Sometimes, though, a more formal system of supports is required. Perhaps local agencies, civic organizations, non-profits and/or faith-based organizations can help. You’ll have to be a detective and ask, ask, ask. Other resources can be found through the state of Texas. A variety of programs are administered by the state of Texas to support the long-term care needs of children with disabilities. These include Medicaid, Medicaid waiver programs or other community care programs, as well as the local school district. Possible resources for these kinds of supports can be found at the end of this article.
What Do Parents Need to Know?
There are no easy solutions to help you find the support you need. Don’t sit there waiting and expecting someone to knock on your door with the answers; you’ll have to get out there and find them yourself. And there’s no time to lose! While the state of Texas has a variety of programs available, there are usually waiting lists for the Medicaid Waiver programs and the wait can be long. If your child’s disability is significant and likely to require more formal supports,place your child’s name on the waiting lists as soon as possible. By the way, the state of Texas calls these lists“interest lists” rather than waiting lists. You can find more information regarding the Medicaid Waiver programs (find contact info for the waiting lists on page 14) here: Family Resource Guide. You can also find information on the waiting lists (and the application process) here: Texas Health & Human Services
Parenting is hard work. Disability can make it harder. Finding the right kinds of supports, natural and/or formal supports, can make it easier to be the kind of parent you want to be and have the kind of family life you want to have. Get started!

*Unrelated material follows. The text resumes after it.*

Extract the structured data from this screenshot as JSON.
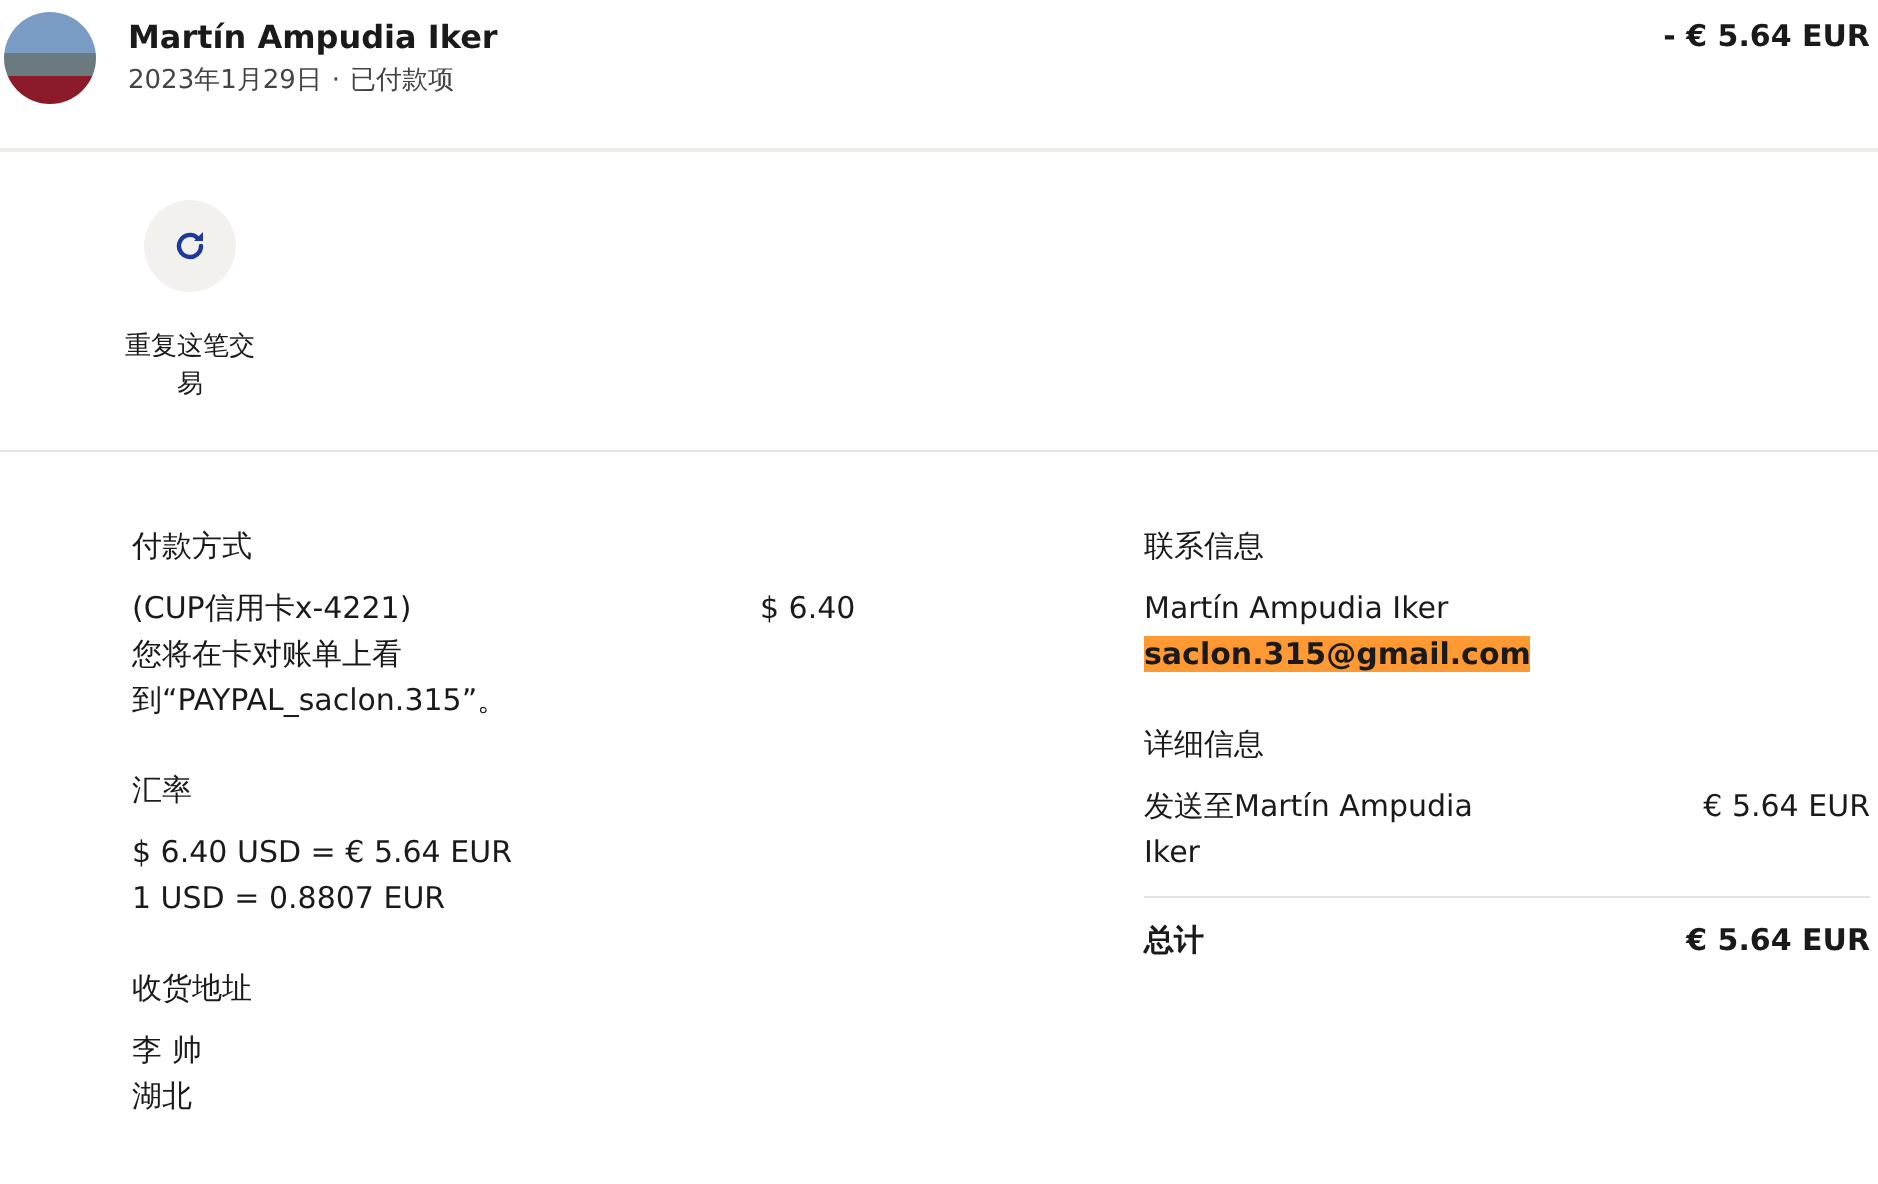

The Texas Center for Disability Studies offers their “Family Resource Guide: Understanding Family Support and Opening Doors to the Future”. You can download the Family Resource Guide via a link at the bottom of the web page. The Guide includes specific information about the various Medicaid Waiver programs (page 14) available in Texas and how to place a name on the waiting list. THIS SHOULD BE YOUR FIRST STEP!

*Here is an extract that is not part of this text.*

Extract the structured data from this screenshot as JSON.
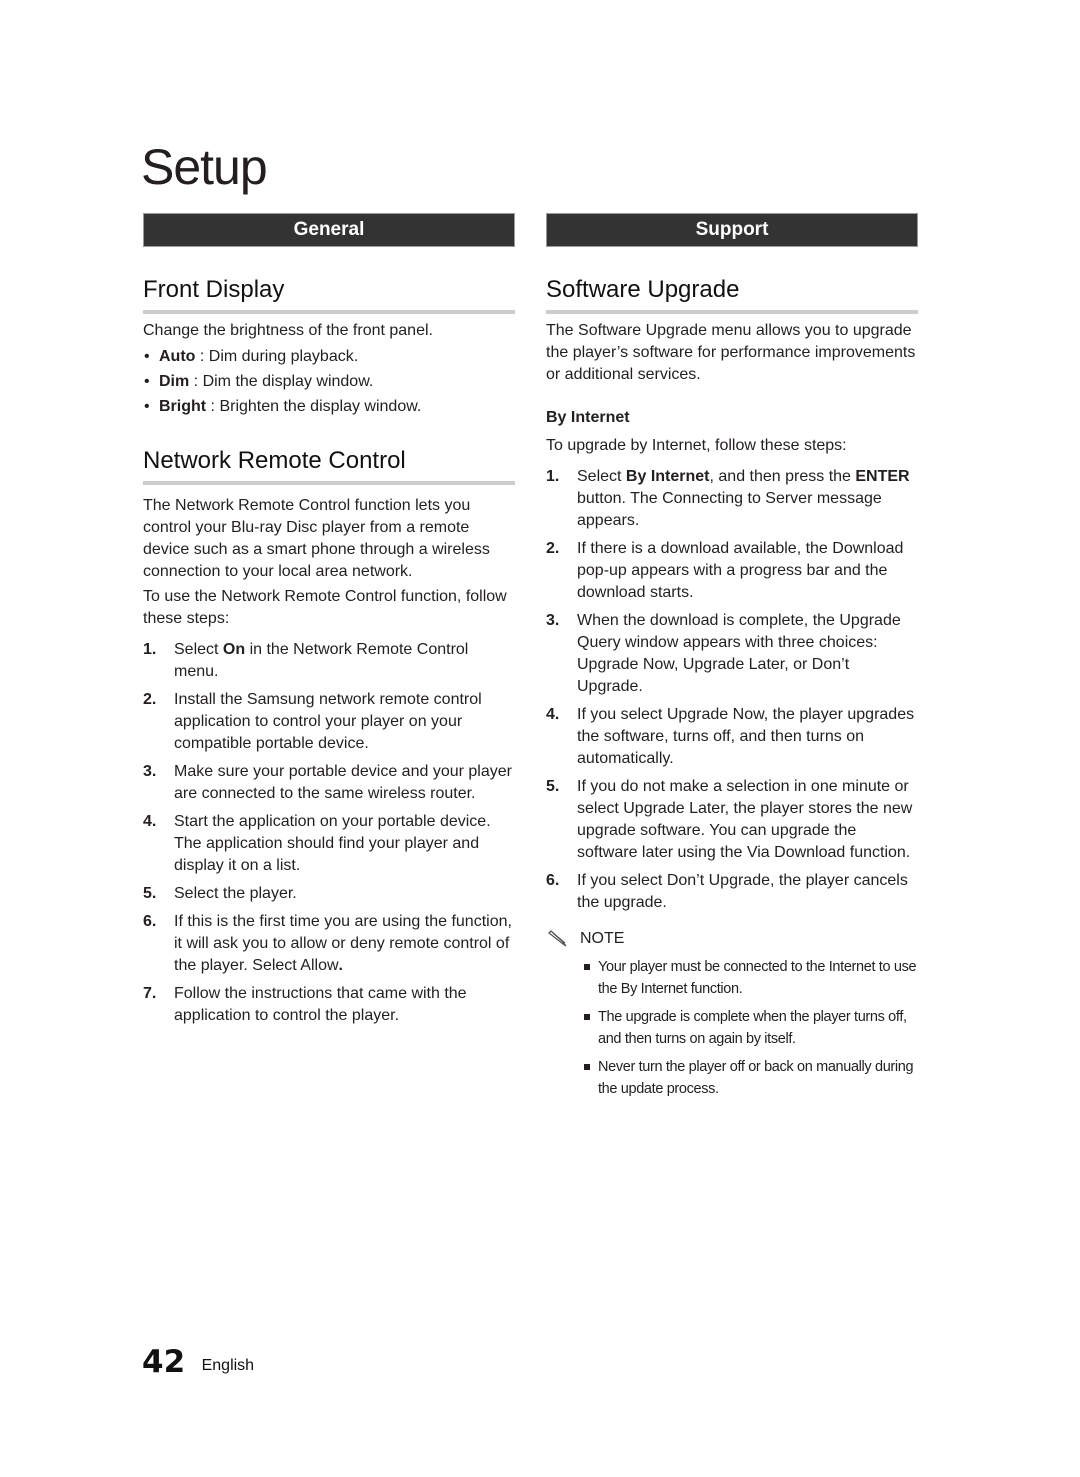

Texas Parent to Parent connects parents and families caring for children with disabilities with other parents, parent supports groups or other organizations in your area.
Texas 211 provides information on services in your area.
United Way – state website can provides a link for locating local United Way agencies, which can help you locate local services.
Don’t forget to look in your own backyard – your neighbors, friends, co-workers, your church, local YMCA, Boy Scouts, Girl Scouts, Camp Fire, Boys’ Club, Girls’ Club, Little League, civic organizations (Rotary, Lions Club, Ambucs, Ambucs Too), etc etc etc! Organizations need NOT be disability oriented in order to help.